Dogs can be green with envy too

When we first got our beloved Chewbacca, we had another, older dog, Molly. Molly had been the center of attention for years and years, and as soon as Chewbacca came into her life, everything changed. After all, who doesn’t immediately gravitate to a cute little eight-week-old puppy?

Over time, jealousy rotated amongst our animals, and to this day, Chewbacca is still one of the most passionately loyal dogs I have ever seen. She adores anyone and everyone, but wants to be the only source of attention.

As it turns out, Chewbacca isn’t alone in her jealousy.
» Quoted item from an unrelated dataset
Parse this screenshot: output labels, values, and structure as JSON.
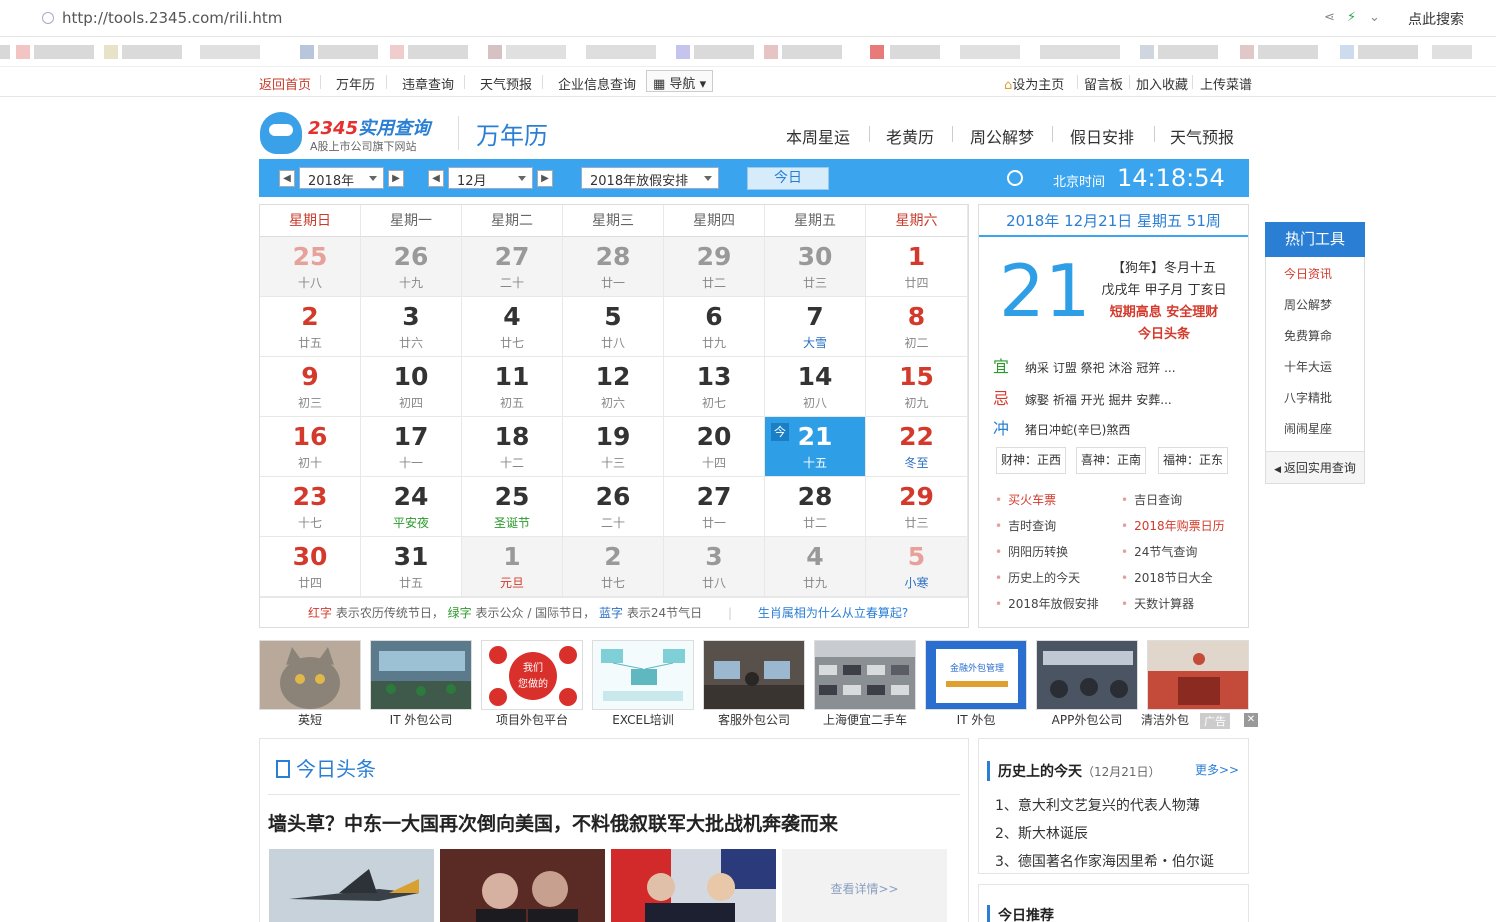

New research from the University of California, San Diego shows that all dogs show jealousy—or at least something like it.
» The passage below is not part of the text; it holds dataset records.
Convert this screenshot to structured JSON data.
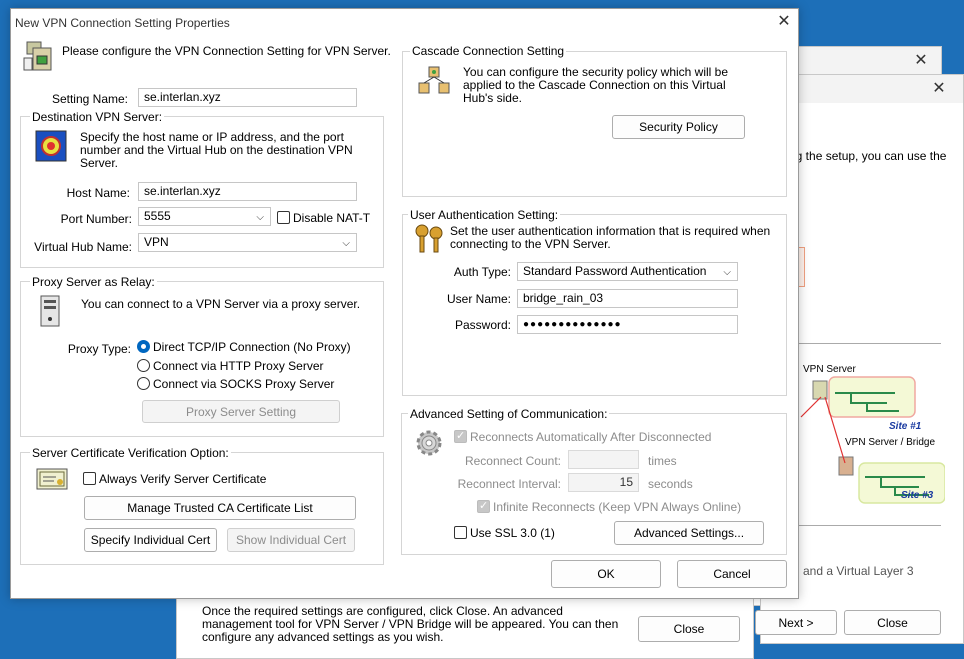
{
  "background": {
    "window_b": {
      "close_icon": "close-icon"
    },
    "window_c": {
      "close_icon": "close-icon",
      "setup_text": "ng the setup, you can use the",
      "diagram_vpn_server": "VPN Server",
      "diagram_site1": "Site #1",
      "diagram_vpn_bridge": "VPN Server / Bridge",
      "diagram_site3": "Site #3",
      "partial_text": "n and a Virtual Layer 3",
      "next_label": "Next >",
      "close_label": "Close"
    },
    "window_bottom": {
      "text": "Once the required settings are configured, click Close. An advanced management tool for VPN Server / VPN Bridge will be appeared. You can then configure any advanced settings as you wish.",
      "close_label": "Close"
    }
  },
  "dialog": {
    "title": "New VPN Connection Setting Properties",
    "intro": "Please configure the VPN Connection Setting for VPN Server.",
    "setting_name_label": "Setting Name:",
    "setting_name_value": "se.interlan.xyz",
    "destination": {
      "group_label": "Destination VPN Server:",
      "description": "Specify the host name or IP address, and the port number and the Virtual Hub on the destination VPN Server.",
      "host_label": "Host Name:",
      "host_value": "se.interlan.xyz",
      "port_label": "Port Number:",
      "port_value": "5555",
      "disable_nat_label": "Disable NAT-T",
      "hub_label": "Virtual Hub Name:",
      "hub_value": "VPN"
    },
    "proxy": {
      "group_label": "Proxy Server as Relay:",
      "description": "You can connect to a VPN Server via a proxy server.",
      "type_label": "Proxy Type:",
      "options": [
        "Direct TCP/IP Connection (No Proxy)",
        "Connect via HTTP Proxy Server",
        "Connect via SOCKS Proxy Server"
      ],
      "setting_button": "Proxy Server Setting"
    },
    "certificate": {
      "group_label": "Server Certificate Verification Option:",
      "always_verify_label": "Always Verify Server Certificate",
      "manage_button": "Manage Trusted CA Certificate List",
      "specify_button": "Specify Individual Cert",
      "show_button": "Show Individual Cert"
    },
    "cascade": {
      "group_label": "Cascade Connection Setting",
      "description": "You can configure the security policy which will be applied to the Cascade Connection on this Virtual Hub's side.",
      "policy_button": "Security Policy"
    },
    "auth": {
      "group_label": "User Authentication Setting:",
      "description": "Set the user authentication information that is required when connecting to the VPN Server.",
      "type_label": "Auth Type:",
      "type_value": "Standard Password Authentication",
      "user_label": "User Name:",
      "user_value": "bridge_rain_03",
      "password_label": "Password:",
      "password_value": "●●●●●●●●●●●●●●"
    },
    "advanced": {
      "group_label": "Advanced Setting of Communication:",
      "reconnect_label": "Reconnects Automatically After Disconnected",
      "count_label": "Reconnect Count:",
      "count_value": "",
      "count_unit": "times",
      "interval_label": "Reconnect Interval:",
      "interval_value": "15",
      "interval_unit": "seconds",
      "infinite_label": "Infinite Reconnects (Keep VPN Always Online)",
      "ssl_label": "Use SSL 3.0 (1)",
      "advanced_button": "Advanced Settings..."
    },
    "ok_label": "OK",
    "cancel_label": "Cancel"
  }
}
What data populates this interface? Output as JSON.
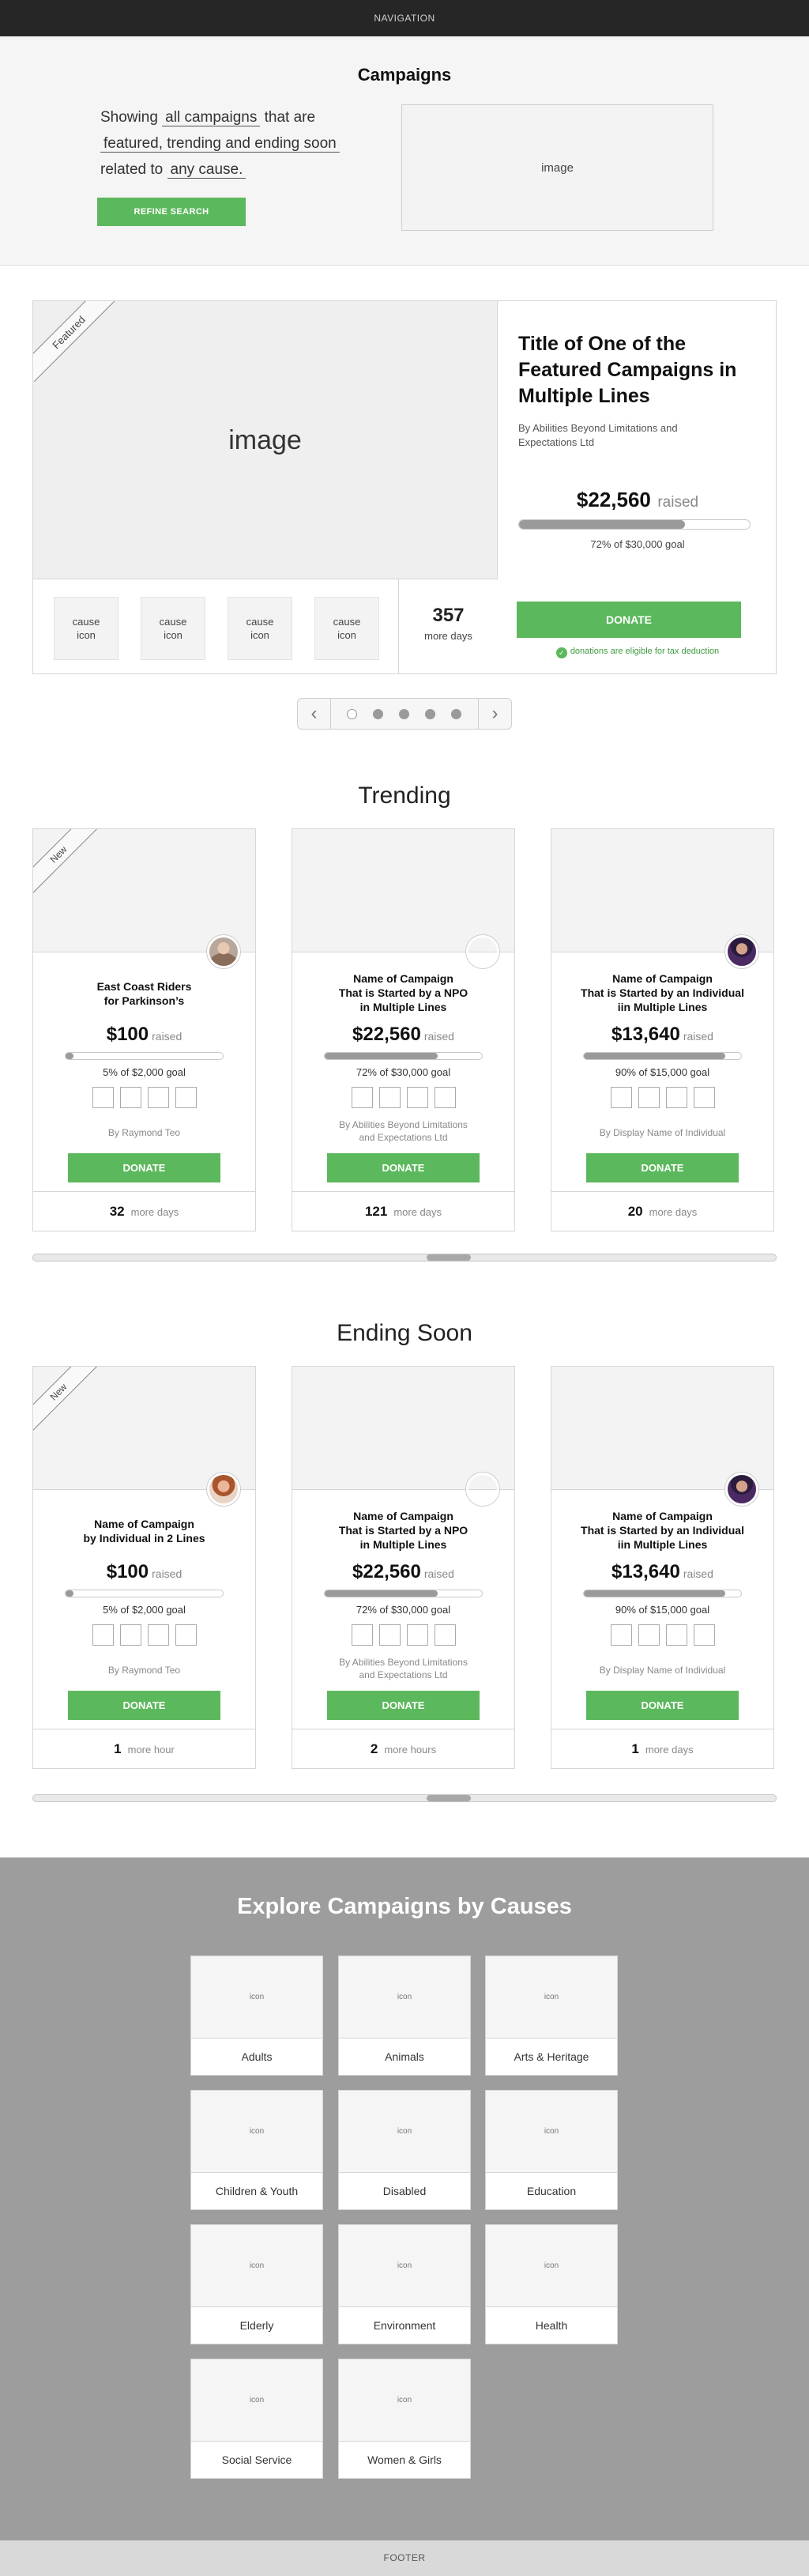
{
  "nav": {
    "label": "NAVIGATION"
  },
  "header": {
    "title": "Campaigns",
    "text_prefix": "Showing",
    "filter_link": "all campaigns",
    "text_mid": "that are",
    "sort_link": "featured, trending and ending soon",
    "text_related": "related to",
    "cause_link": "any cause.",
    "refine_button": "REFINE SEARCH",
    "image_placeholder": "image"
  },
  "featured": {
    "ribbon": "Featured",
    "image_placeholder": "image",
    "cause_icons": [
      "cause\nicon",
      "cause\nicon",
      "cause\nicon",
      "cause\nicon"
    ],
    "cause_icon_label_1": "cause",
    "cause_icon_label_2": "icon",
    "days_number": "357",
    "days_label": "more days",
    "title": "Title of One of the Featured Campaigns in Multiple Lines",
    "organization": "By Abilities Beyond Limitations and Expectations Ltd",
    "amount": "$22,560",
    "raised_label": "raised",
    "progress": 0.72,
    "goal_text": "72% of $30,000 goal",
    "donate_button": "DONATE",
    "tax_note": "donations are eligible for tax deduction"
  },
  "carousel": {
    "prev_icon": "‹",
    "next_icon": "›",
    "dot_count": 5,
    "active_dot": 0
  },
  "trending": {
    "title": "Trending",
    "cards": [
      {
        "ribbon": "New",
        "title_line1": "East Coast Riders",
        "title_line2": "for Parkinson’s",
        "title_line3": "",
        "amount": "$100",
        "raised_label": "raised",
        "progress": 0.05,
        "goal": "5% of $2,000 goal",
        "org_line1": "By Raymond Teo",
        "org_line2": "",
        "donate": "DONATE",
        "days": "32",
        "days_label": "more days"
      },
      {
        "ribbon": "",
        "title_line1": "Name of Campaign",
        "title_line2": "That is Started by a NPO",
        "title_line3": "in Multiple Lines",
        "amount": "$22,560",
        "raised_label": "raised",
        "progress": 0.72,
        "goal": "72% of $30,000 goal",
        "org_line1": "By Abilities Beyond Limitations",
        "org_line2": "and Expectations Ltd",
        "donate": "DONATE",
        "days": "121",
        "days_label": "more days"
      },
      {
        "ribbon": "",
        "title_line1": "Name of Campaign",
        "title_line2": "That is Started by an Individual",
        "title_line3": "iin Multiple Lines",
        "amount": "$13,640",
        "raised_label": "raised",
        "progress": 0.9,
        "goal": "90% of $15,000 goal",
        "org_line1": "By  Display Name of Individual",
        "org_line2": "",
        "donate": "DONATE",
        "days": "20",
        "days_label": "more days"
      }
    ]
  },
  "ending": {
    "title": "Ending Soon",
    "cards": [
      {
        "ribbon": "New",
        "title_line1": "Name of Campaign",
        "title_line2": "by Individual in 2 Lines",
        "title_line3": "",
        "amount": "$100",
        "raised_label": "raised",
        "progress": 0.05,
        "goal": "5% of $2,000 goal",
        "org_line1": "By Raymond Teo",
        "org_line2": "",
        "donate": "DONATE",
        "days": "1",
        "days_label": "more hour"
      },
      {
        "ribbon": "",
        "title_line1": "Name of Campaign",
        "title_line2": "That is Started by a NPO",
        "title_line3": "in Multiple Lines",
        "amount": "$22,560",
        "raised_label": "raised",
        "progress": 0.72,
        "goal": "72% of $30,000 goal",
        "org_line1": "By Abilities Beyond Limitations",
        "org_line2": "and Expectations Ltd",
        "donate": "DONATE",
        "days": "2",
        "days_label": "more hours"
      },
      {
        "ribbon": "",
        "title_line1": "Name of Campaign",
        "title_line2": "That is Started by an Individual",
        "title_line3": "iin Multiple Lines",
        "amount": "$13,640",
        "raised_label": "raised",
        "progress": 0.9,
        "goal": "90% of $15,000 goal",
        "org_line1": "By  Display Name of Individual",
        "org_line2": "",
        "donate": "DONATE",
        "days": "1",
        "days_label": "more days"
      }
    ]
  },
  "causes": {
    "title": "Explore Campaigns by Causes",
    "icon_placeholder": "icon",
    "items": [
      "Adults",
      "Animals",
      "Arts & Heritage",
      "Children & Youth",
      "Disabled",
      "Education",
      "Elderly",
      "Environment",
      "Health",
      "Social Service",
      "Women & Girls"
    ]
  },
  "footer": {
    "label": "FOOTER"
  },
  "colors": {
    "accent": "#5cb85c",
    "nav_bg": "#262626",
    "causes_bg": "#9d9d9d"
  }
}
The research is spearheaded by Christine Harris, a psychologist at the school. The research was spurred on by her parents’ dogs, Border collies that would fight to be petted over the other dogs.
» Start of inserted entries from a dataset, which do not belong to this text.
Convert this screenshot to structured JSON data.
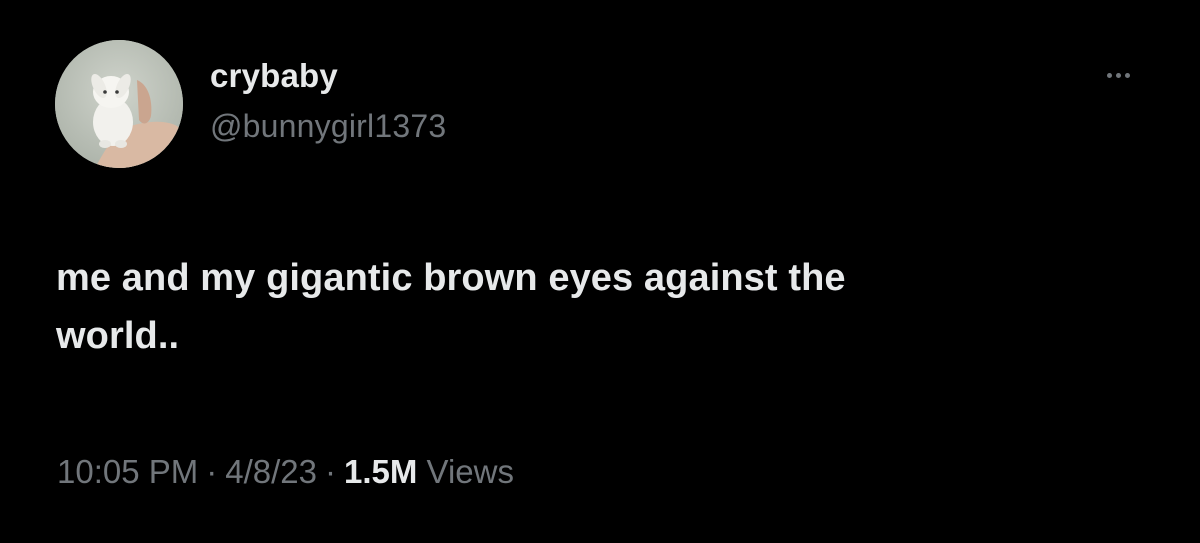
{
  "tweet": {
    "author": {
      "display_name": "crybaby",
      "handle": "@bunnygirl1373",
      "avatar_icon": "bunny-avatar"
    },
    "more_icon": "more-horizontal-icon",
    "text": "me and my gigantic brown eyes against the\nworld..",
    "meta": {
      "time": "10:05 PM",
      "separator": "·",
      "date": "4/8/23",
      "views_count": "1.5M",
      "views_label": "Views"
    }
  },
  "colors": {
    "background": "#000000",
    "primary_text": "#e7e9ea",
    "secondary_text": "#71767b"
  }
}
Harris tested her theory by recording reactions dogs had to an owner playing with a realistic stuffed dog and a jack-o’-lantern and reading a children’s book.

The reactions were mixed among the three objects.

When dog owners played with and talked to the realistic stuffed dog, which was also programmed to bark and whine like a real dog, the owner’s dogs would push either their owner or the stuffed dog. Occasionally, they barked too. Most dogs also took to sniffing the rear end of the other dog, which suggests, according to Harris, that the dogs thought the stuffed toy may have been real.

Gratuitous picture of my dog when she was a puppy. #adorable

Gratuitous picture of my dog when she was a puppy. #adorable

(As a side note: I have performed such a test on Chewbacca myself before reading about Dr. Harris’ research. It’s true! Chewbacca did knock the stuffed animal, or whatever it was, away in order to be paid attention to herself.)

In comparison to the jack-o’-lantern and the children’s book, dogs paid little attention to both objects.

According to Harris, the reaction the dogs had could be seen as a “primordial” form of jealousy—simply put, the dog wants to make sure it gets the attention, not the other dog.

Other scientists are skeptical about Harris’ research. Alexandra Horowitz, a cognitive scientist who is one of many scientists publishing findings on dog’s lack of guilt—disagrees that Harris’ study showed jealousy at all.

“What can be shown is that dogs seem to want an owner’s attention when there is attention being given out,” Horowitz said in a recent New York Times article. “This study confirms that.”